A mansão do Ministro era imensa. No rigor do inverno, Mu Zhenxi, ferida, suou ao caminhar tanto. A criada sugeriu: “Vamos descansar um pouco, senhorita.”
Sentaram-se por instantes no pavilhão. Logo, quem passava notou a presença de Xi’er, e não faltaram olhares curiosos.
Mu Zhenxi encontrou o intendente e explicou a situação. Embora ocupado, ele percebeu que era a primeira vez que ela o procurava e, como vinha sendo muito elogiada na mansão, concordou prontamente.
A questão do adiantamento foi facilmente resolvida, o que deu ânimo a Mu Zhenxi. Colocou o livro de contas de lado e passou a analisar a lista das criadas do Jardim Sijiu, enviada por Yuecong, memorizando nomes, rostos e origens.
Depois do jantar, Mu Zhenxi reuniu todas as criadas sob a árvore de outono.
Com Yuecong, eram onze ao todo. Mu Zhenxi chamou cada uma pelo nome: “Algumas de nós já jogamos cartas juntas, compartilhamos um fondue. Somos como irmãs. Doze pessoas vivendo no Jardim Sijiu é uma sorte, devemos nos apoiar como uma grande família. E, claro, a quem mais devemos agradecer é Yuecong, por sua dedicação.”
Yuecong sorriu, tentando disfarçar o constrangimento. “Senhorita, não diga isso. Apenas cumpro meu dever.”
“Você é modesta demais. Quem aqui não a considera uma irmã?”
As palavras de Mu Zhenxi deixaram Yuecong inquieta. Aquela reunião inesperada desmontou todos os seus planos; Xi’er era realmente imprevisível.
Yuecong manteve o sorriso, ouvindo Mu Zhenxi devolver a administração do jardim: “Estou aqui há pouco tempo, todos sabem que não conheço bem as regras da ala interna e sou meio atrapalhada. Conto com a compreensão de todas. Yuecong tem mantido tudo em ordem, e assim continuará. Eu aproveitarei para aprender com ela e não quero ser um peso para ninguém.”
Palavras calorosas despertaram apoio e alegria entre as criadas, e Mu Zhenxi nem percebeu que, sem saber, evitara um grande problema.
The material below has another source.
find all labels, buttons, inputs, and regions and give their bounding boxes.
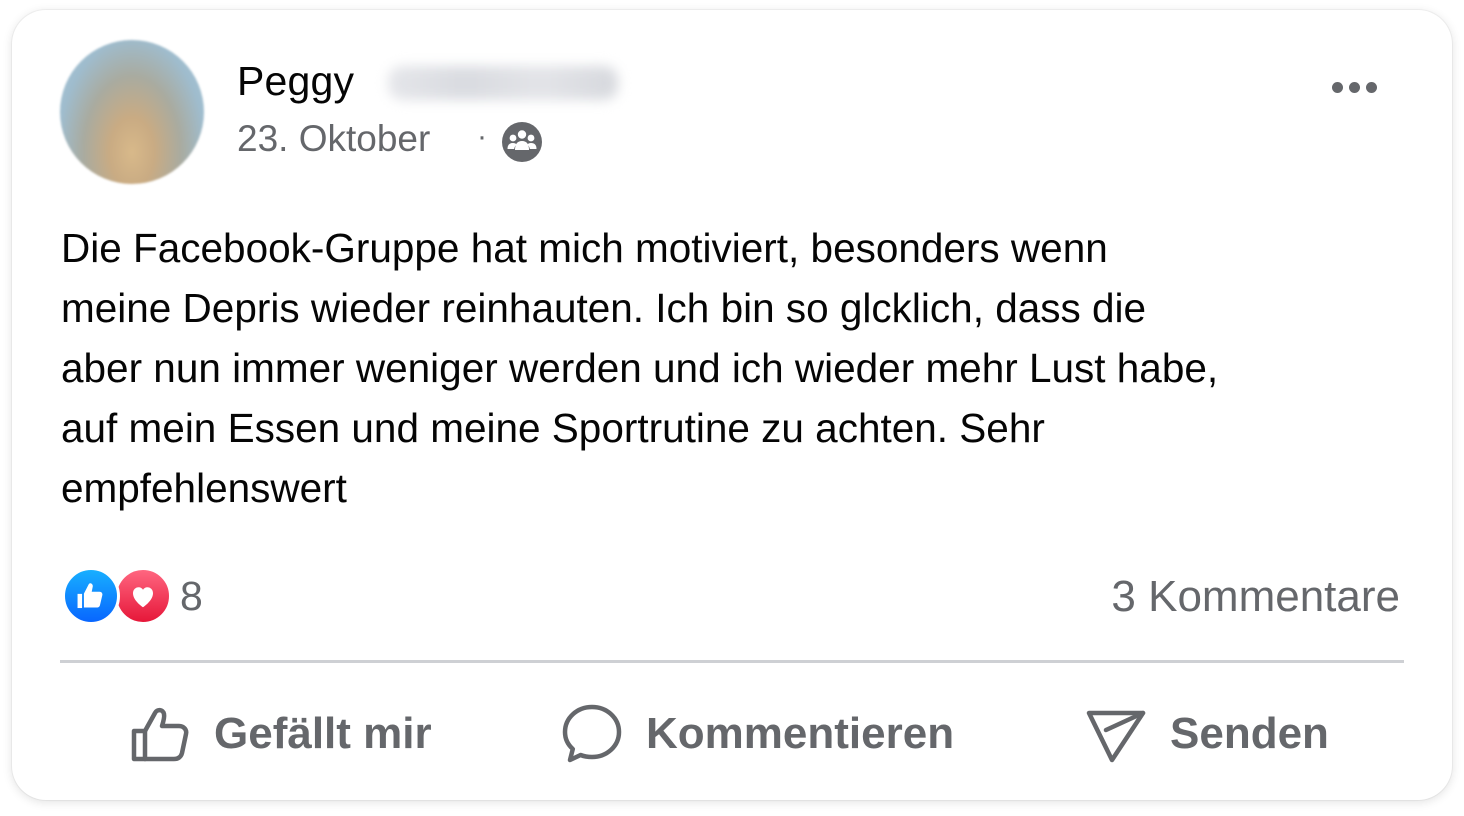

Após o décimo quinto dia do Ano Novo, as criadas da mansão tiveram dois dias de licença para visitar a família. Mu Zhenxi planejava sair da mansão, mas, depois de ouvir todos os seus planos, Yuecong explicou: “Para a licença, a família deve vir até aqui fazer o pedido. O senhor e o intendente precisam aprovar, e na volta, a família deve acompanhá-la e registrar a entrada com a impressão digital.”
Já passava do meio-dia quando Yuecong se levantou e saiu. Mu Zhenxi sentou-se num banco redondo, coberto por grossas almofadas, soltando longos suspiros.
Com regras assim, parecia que jamais sairia daquela mansão.
Enquanto lamentava, uma criada anunciou à porta: “Senhorita Xi’er, a senhorita Xuan Ying está lá fora e deseja vê-la. Devo deixá-la entrar?”
“Xuan Ying?” Além da noite do banquete e da visita ao intendente, Mu Zhenxi nunca saíra do Jardim Sijiu e tinha certeza de não conhecer tal pessoa.
A criada acrescentou: “Xuan Ying é primeira criada da senhora, muito estimada por ela, a ponto de ter quase o mesmo tratamento que as jovens senhoritas.”
Uma favorita da anciã? Mas o que queria com ela?
Cheia de dúvidas, Mu Zhenxi mandou chamar Xuan Ying para entrar.
Uma silhueta graciosa e passos leves aproximaram-se da porta. Ao ouvir o som, Mu Zhenxi levantou-se. Uma jovem de pele alva e beleza delicada, com ares de quem fora criada entre livros e poesia, entrou sorrindo, curvou-se suavemente e saudou:
“Xuan Ying cumprimenta a senhorita Xi’er.”